City Manager Joe Slocum told the City Council Dec. 21 that around 10 trees had been cut down inside the bypass during a short period by crews contracted through CMP to trim, and in some cases remove, trees that pose a threat to power lines.

The city had subsequently received complaints from some homeowners who either had trees removed or learned that a tree was slated for removal, Slocum said.

Belfast resident Roy Rogers addressed the Council Dec. 21 about a tree that had, until recently, stood in front of his Union Street property. Rogers said CMP trimmed the tree at one point, leading him to conclude that the utility had moved on. To his surprise and dismay, the cutting crews returned and removed the whole tree, leaving a pile of logs on the sidewalk in front of the house.

Rogers said the tree was healthy and had provided a visual and acoustic barrier between his and neighboring properties, and he questioned the authority of the tree warden to make what he called a “unilateral decision” as to which trees stay or go.

Belfast Tree Warden Didier Bonner-Ganter said there were “a number of factors” in the removal of that particular tree. Among them, he said, were that it was growing up into the wires and was a Norway Maple, which is classified as an invasive species.

Another tree slated for removal was leaning heavily over the road, Bonner-Ganter said. A third was determined to have a large cavity in the trunk not visible from the street. These were seen as hazardous, and in each case, he said, he consulted with the CMP arborist before making his recommendation.

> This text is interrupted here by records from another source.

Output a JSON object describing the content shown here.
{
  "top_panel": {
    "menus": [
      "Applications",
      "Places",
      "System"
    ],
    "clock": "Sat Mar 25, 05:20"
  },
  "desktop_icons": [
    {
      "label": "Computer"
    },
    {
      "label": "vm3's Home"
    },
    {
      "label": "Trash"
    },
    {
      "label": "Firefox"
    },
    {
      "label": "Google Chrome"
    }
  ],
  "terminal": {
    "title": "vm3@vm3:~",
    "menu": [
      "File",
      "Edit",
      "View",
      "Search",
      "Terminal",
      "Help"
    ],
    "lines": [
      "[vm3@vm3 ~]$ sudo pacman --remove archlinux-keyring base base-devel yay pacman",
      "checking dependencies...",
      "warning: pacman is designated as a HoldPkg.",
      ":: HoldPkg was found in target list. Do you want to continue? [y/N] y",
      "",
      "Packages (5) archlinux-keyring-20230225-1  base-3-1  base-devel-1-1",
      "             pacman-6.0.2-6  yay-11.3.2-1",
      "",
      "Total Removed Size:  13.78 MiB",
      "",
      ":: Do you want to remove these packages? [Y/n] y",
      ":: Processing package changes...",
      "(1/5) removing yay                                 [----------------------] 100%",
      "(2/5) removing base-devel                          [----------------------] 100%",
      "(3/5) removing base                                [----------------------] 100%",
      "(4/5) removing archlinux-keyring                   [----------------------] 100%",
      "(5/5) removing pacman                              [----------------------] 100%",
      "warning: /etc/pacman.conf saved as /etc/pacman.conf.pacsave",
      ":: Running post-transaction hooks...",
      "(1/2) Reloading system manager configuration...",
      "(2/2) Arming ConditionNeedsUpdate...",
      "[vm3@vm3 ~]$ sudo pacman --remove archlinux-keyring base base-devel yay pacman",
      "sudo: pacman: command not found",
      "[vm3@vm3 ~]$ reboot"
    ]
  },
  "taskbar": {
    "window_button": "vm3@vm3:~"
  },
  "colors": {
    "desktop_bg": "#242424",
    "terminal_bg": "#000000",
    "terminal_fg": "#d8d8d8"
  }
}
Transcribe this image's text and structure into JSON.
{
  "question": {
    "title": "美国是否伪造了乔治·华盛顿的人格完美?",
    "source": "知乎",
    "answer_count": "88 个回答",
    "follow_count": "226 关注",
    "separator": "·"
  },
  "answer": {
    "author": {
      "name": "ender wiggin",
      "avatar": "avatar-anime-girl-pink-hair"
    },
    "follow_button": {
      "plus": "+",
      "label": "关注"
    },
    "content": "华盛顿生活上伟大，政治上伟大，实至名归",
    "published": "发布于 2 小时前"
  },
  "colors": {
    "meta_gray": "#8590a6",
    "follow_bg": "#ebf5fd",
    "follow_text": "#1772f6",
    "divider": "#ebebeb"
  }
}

Councilor Roger Lee asked about the criteria for cutting trees. He asked if the idea was to cut hazardous trees, those interfering with power lines or if it had something to do with Norway Maples.

Lee recommended a notification system he had seen in another town, where an eight-by-10-inch notice was affixed to the tree for a period of a month before the tree was cut. This method allowed the public to weigh in.

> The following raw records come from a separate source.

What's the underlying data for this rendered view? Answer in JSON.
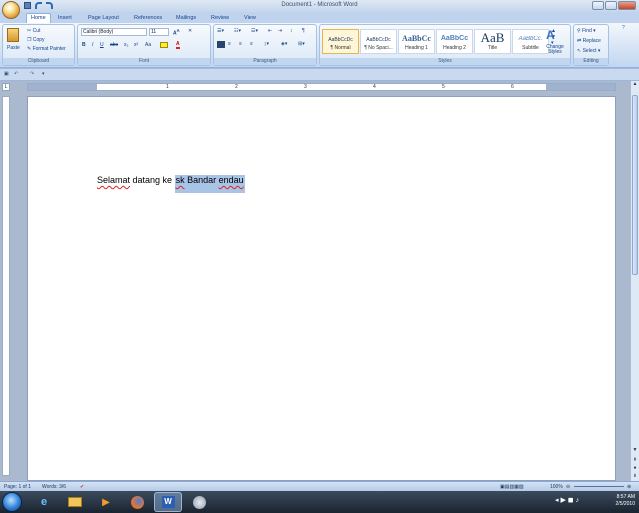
{
  "window": {
    "title": "Document1 - Microsoft Word"
  },
  "tabs": [
    "Home",
    "Insert",
    "Page Layout",
    "References",
    "Mailings",
    "Review",
    "View"
  ],
  "clipboard": {
    "paste": "Paste",
    "cut": "Cut",
    "copy": "Copy",
    "format_painter": "Format Painter",
    "label": "Clipboard"
  },
  "font": {
    "name": "Calibri (Body)",
    "size": "11",
    "label": "Font"
  },
  "paragraph": {
    "label": "Paragraph"
  },
  "styles": {
    "label": "Styles",
    "items": [
      {
        "sample": "AaBbCcDc",
        "name": "¶ Normal"
      },
      {
        "sample": "AaBbCcDc",
        "name": "¶ No Spaci..."
      },
      {
        "sample": "AaBbCc",
        "name": "Heading 1"
      },
      {
        "sample": "AaBbCc",
        "name": "Heading 2"
      },
      {
        "sample": "AaB",
        "name": "Title"
      },
      {
        "sample": "AaBbCc.",
        "name": "Subtitle"
      }
    ],
    "change_styles": "Change Styles"
  },
  "editing": {
    "find": "Find",
    "replace": "Replace",
    "select": "Select",
    "label": "Editing"
  },
  "document": {
    "text_before": "Selamat",
    "text_mid": " datang ke ",
    "text_selected_1": "sk",
    "text_selected_2": " Bandar ",
    "text_selected_3": "endau"
  },
  "ruler_numbers": [
    "1",
    "2",
    "3",
    "4",
    "5",
    "6"
  ],
  "status": {
    "page": "Page: 1 of 1",
    "words": "Words: 3/6",
    "zoom": "100%"
  },
  "tray": {
    "time": "8:57 AM",
    "date": "2/5/2010"
  },
  "colors": {
    "selection": "#a8c4e7",
    "squiggle": "#e02020",
    "ribbon_bg": "#d4e3f5"
  }
}
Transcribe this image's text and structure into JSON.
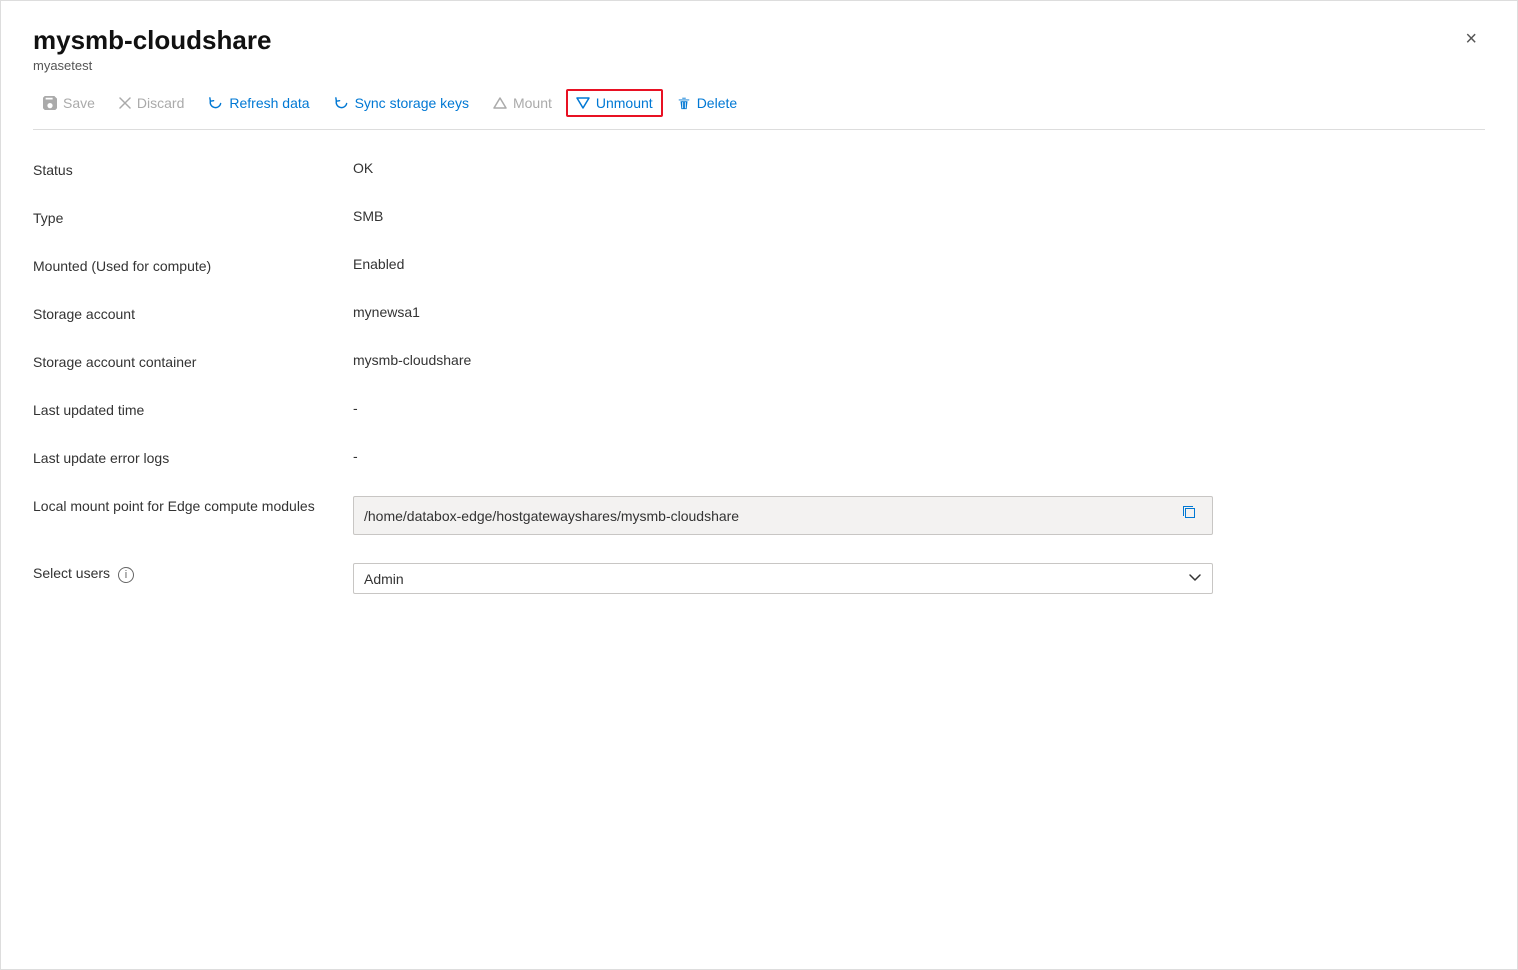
{
  "panel": {
    "title": "mysmb-cloudshare",
    "subtitle": "myasetest",
    "close_label": "×"
  },
  "toolbar": {
    "save_label": "Save",
    "discard_label": "Discard",
    "refresh_label": "Refresh data",
    "sync_label": "Sync storage keys",
    "mount_label": "Mount",
    "unmount_label": "Unmount",
    "delete_label": "Delete"
  },
  "fields": [
    {
      "label": "Status",
      "value": "OK",
      "type": "text"
    },
    {
      "label": "Type",
      "value": "SMB",
      "type": "text"
    },
    {
      "label": "Mounted (Used for compute)",
      "value": "Enabled",
      "type": "text"
    },
    {
      "label": "Storage account",
      "value": "mynewsa1",
      "type": "text"
    },
    {
      "label": "Storage account container",
      "value": "mysmb-cloudshare",
      "type": "text"
    },
    {
      "label": "Last updated time",
      "value": "-",
      "type": "text"
    },
    {
      "label": "Last update error logs",
      "value": "-",
      "type": "text"
    },
    {
      "label": "Local mount point for Edge compute modules",
      "value": "/home/databox-edge/hostgatewayshares/mysmb-cloudshare",
      "type": "readonly-input"
    },
    {
      "label": "Select users",
      "value": "Admin",
      "type": "select",
      "has_info": true
    }
  ],
  "colors": {
    "accent": "#0078d4",
    "highlight_border": "#e81123",
    "disabled": "#aaa"
  }
}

Slocum said Lee’s idea could potentially be written into the city code but he recommended adopting the policy immediately. Slocum ran the idea past Kris Spiegel of CMP who attended the meeting. Spiegel confirmed that the process could be slowed down to allow for a longer notification time.

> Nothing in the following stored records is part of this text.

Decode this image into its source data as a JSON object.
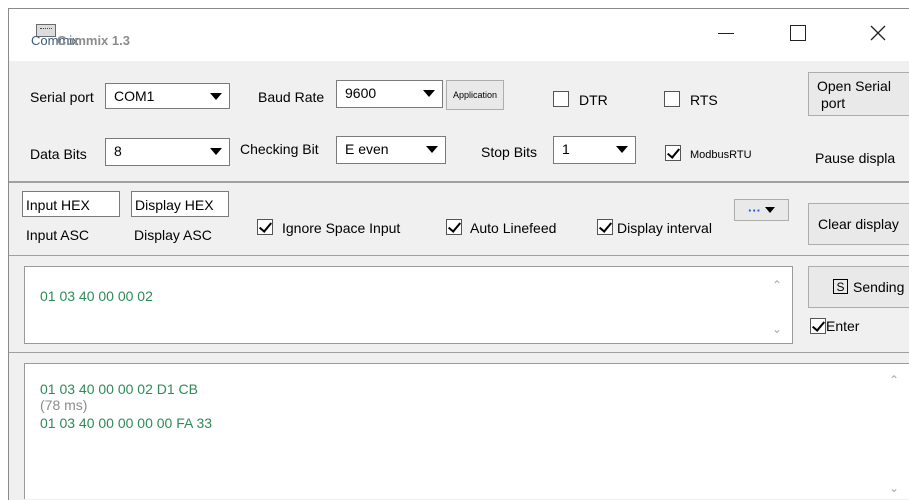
{
  "window": {
    "title_a": "Commix",
    "title_b": "Commix 1.3"
  },
  "controls": {
    "serial_port_label": "Serial port",
    "serial_port_value": "COM1",
    "baud_rate_label": "Baud Rate",
    "baud_rate_value": "9600",
    "application_label": "Application",
    "dtr_label": "DTR",
    "rts_label": "RTS",
    "open_serial_label_1": "Open Serial",
    "open_serial_label_2": "port",
    "data_bits_label": "Data Bits",
    "data_bits_value": "8",
    "checking_bit_label": "Checking Bit",
    "checking_bit_value": "E even",
    "stop_bits_label": "Stop Bits",
    "stop_bits_value": "1",
    "modbus_label": "ModbusRTU",
    "pause_label": "Pause displa"
  },
  "options": {
    "input_hex": "Input HEX",
    "input_asc": "Input ASC",
    "display_hex": "Display HEX",
    "display_asc": "Display ASC",
    "ignore_space": "Ignore Space Input",
    "auto_linefeed": "Auto Linefeed",
    "display_interval": "Display interval",
    "more_label": "···",
    "clear_display": "Clear display"
  },
  "send": {
    "input_text": "01 03 40 00 00 02",
    "sending_label": "Sending",
    "sending_key": "S",
    "enter_label": "Enter"
  },
  "receive": {
    "line1": "01 03 40 00 00 02 D1 CB",
    "line2": "(78 ms)",
    "line3": "01 03 40 00 00 00 00 FA 33"
  },
  "colors": {
    "data_green": "#2e8b57",
    "frame_bg": "#f0f0f0"
  }
}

The Council voted to put a policy similar to what Lee described in place immediately.

In other business, the Council:

• Gave preliminary approval to the Brooks Preservation Society to use
the Upper Bridge parking lot as a temporary terminal for excursion rail trains next summer. BPS indicated this could include improvements to the parking lot, the addition of a portable ticket booth and a portable toilet.

• Agreed to share the cost with First Church of building an eight-car parking lot on the Court Street side of the church. Under the agreement, the city would pay half of the estimated $16,000 construction cost, and accept maintenance of the lot. Councilor Nancy Hamilton opposed the motion.

• Discussed lighting Kirby Pond, a.k.a. “the Muck,” at night. Currently there are lights but no public switch. Following Councilor Mike Hurley’s recommendation, the Council voted to install a manual switch, possibly on a timer, and hang a “Skate at your own risk” sign in the Lincolnville Avenue parking area.

• Approved the purchase by the Police Department of a $5,000 video system for cruisers, waiving the city’s bidding policy.